Juin 1988. Schûichi Hioka, jeune lieutenant de police, est affecté dans un commissariat de la préfecture d'Hiroshima. Il est l'adjoint du commandant Ôgumi, l'un des meilleurs enquêteurs du Japon, qui a la réputation d'être ingérable. Très vite, Hioka comprend que l'image du loup solitaire de son chef n'est pas injustifiée. Ôgumi est très proche de certains yakuzas et il n'hésite pas à utiliser des méthodes brutales pour parvenir à ses fins. Son attitude désinvolte, sa façon de vivre et de penser ainsi que l'argent qu'il dépense sans compter intriguent le jeune policier. Même les yakuzas le traitent avec beaucoup de respect et de crainte.
Lorsqu'un comptable lié à un gang de yakuzas disparaît, c'est à eux qu'est confiée l'enquête, car la crainte d'une guerre des gangs nécessite des hommes qui connaissent le milieu et qui soient capables de dialoguer avec toutes les parties. Entre eux s'installe une véritable relation de maître à élève, à l'ancienne, à la japonaise.

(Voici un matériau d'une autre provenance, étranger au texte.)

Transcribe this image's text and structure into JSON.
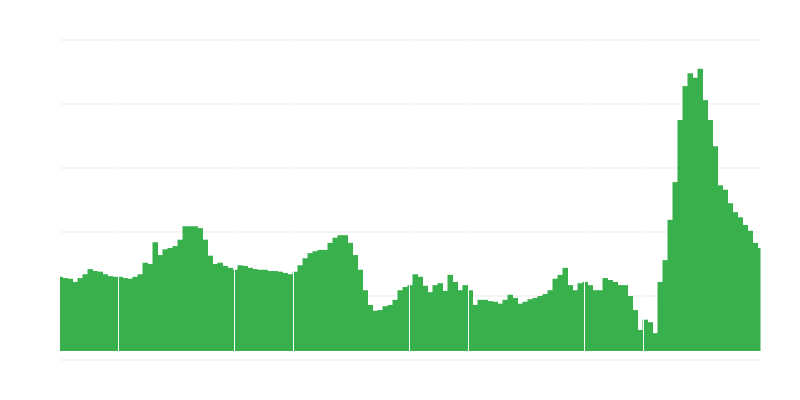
{
  "chart_data": {
    "type": "area",
    "title": "",
    "xlabel": "",
    "ylabel": "",
    "ylim": [
      0,
      5
    ],
    "grid": true,
    "legend": "none",
    "color": "#38b14c",
    "grid_color": "#ebebeb",
    "values": [
      1.3,
      1.28,
      1.27,
      1.22,
      1.28,
      1.34,
      1.42,
      1.39,
      1.38,
      1.34,
      1.31,
      1.3,
      1.3,
      1.28,
      1.27,
      1.3,
      1.34,
      1.52,
      1.5,
      1.84,
      1.64,
      1.73,
      1.75,
      1.78,
      1.88,
      2.09,
      2.09,
      2.09,
      2.06,
      1.88,
      1.63,
      1.5,
      1.52,
      1.47,
      1.44,
      1.41,
      1.48,
      1.47,
      1.44,
      1.42,
      1.41,
      1.41,
      1.39,
      1.39,
      1.38,
      1.36,
      1.34,
      1.38,
      1.48,
      1.59,
      1.67,
      1.7,
      1.72,
      1.72,
      1.83,
      1.91,
      1.95,
      1.95,
      1.83,
      1.64,
      1.41,
      1.09,
      0.86,
      0.77,
      0.78,
      0.84,
      0.86,
      0.94,
      1.09,
      1.14,
      1.17,
      1.34,
      1.3,
      1.16,
      1.06,
      1.17,
      1.2,
      1.08,
      1.33,
      1.22,
      1.09,
      1.17,
      1.09,
      0.86,
      0.94,
      0.94,
      0.92,
      0.91,
      0.88,
      0.94,
      1.02,
      0.97,
      0.88,
      0.91,
      0.95,
      0.97,
      1.0,
      1.03,
      1.09,
      1.27,
      1.33,
      1.44,
      1.17,
      1.09,
      1.2,
      1.22,
      1.17,
      1.09,
      1.09,
      1.28,
      1.25,
      1.22,
      1.17,
      1.17,
      1.0,
      0.78,
      0.47,
      0.63,
      0.59,
      0.42,
      1.22,
      1.56,
      2.19,
      2.78,
      3.75,
      4.28,
      4.48,
      4.41,
      4.55,
      4.06,
      3.75,
      3.34,
      2.73,
      2.66,
      2.45,
      2.31,
      2.23,
      2.11,
      2.02,
      1.83,
      1.75
    ]
  }
}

Ce qui est plaisant dans ce polar, c'est l'antagonisme entre les deux personnages principaux, avec d'un côté le jeune flic soucieux de respecter les règles et de l'autre un électron libre aux méthodes expéditives et à la personnalité trouble. Ôgumi est particulièrement intéressant car il ne correspond en rien à l'image que l'on se fait des Japonais respectueux et disciplinés. C'est exactement tout le contraire, et c'est assez amusant de le voir déambuler au milieu de ses compatriotes plus policés dans une société régie par des règles ancestrales.
On comprend vite que sous une apparence dilettante, c'est un coriace et qu'il vaut mieux ne pas être son ennemi. C'est une personnalité complexe qui possède plusieurs facettes qui lui permettent de se fondre dans n'importe quelle couche de la société. Ce n'est pas un personnage invincible et sans peur car il laisse transparaître quelques failles qui le rendent fascinant.
Quant à Hioka, de relativement naïf et soumis, il devient petit à petit pragmatique et s'accommode plus ou moins difficilement des manières de son chef. Sa façon de penser et de voir les choses évolue au contact de son supérieur, car même s'il ne les approuve pas, il comprend petit à petit les méthodes et surtout la personnalité du commandant Ôgami. Ce qui est intéressant, c'est que nos deux héros évoluent dans un monde qui n'est pas tout blanc ou tout noir, les limites sont parfois franchies mais toujours dans le but de rendre justice.
Les personnages secondaires, Akiko, la patronne d'un bar, et Moritaka Ichinose, un yakuza, sont plutôt attachants et jouent un rôle important dans l'intrigue, nous permettant de mieux appréhender le caractère d'Ôgami.
Yûko Yuzuki, au travers de son polar et de ses personnages, réussit à nous faire découvrir la culture japonaise ainsi que les codes plutôt rigides qui la régissent. De plus, pour ceux qui ne connaissent pas le monde des yakuzas, ce récit vous fera saisir la complexité de cette mafia et la place, bizarrement importante, voire omniprésente, qu'elle occupe dans le pays. La description de la vie au Japon, du monde des yakuzas et des procédures de la police peuvent paraître digressives mais elles ont leur importance dans la compréhension de l'intrigue et de la société japonaise.
Cette lecture est un moyen plutôt agréable de se cultiver un peu tout en découvrant une intrigue rythmée, une écriture fluide et efficace, qui évite de tomber dans certaines facilités narratives.
Je n'ai pas lâché ce polar qui a réussi à m'embarquer dans ce monde complexe et plutôt noir de ce district d'Hiroshima. La chute est surprenante et nous ouvre les yeux sur chaque début de chapitre.
J'espère que d'autres ouvrages de Yûko Yuzuki seront bientôt publiés en France.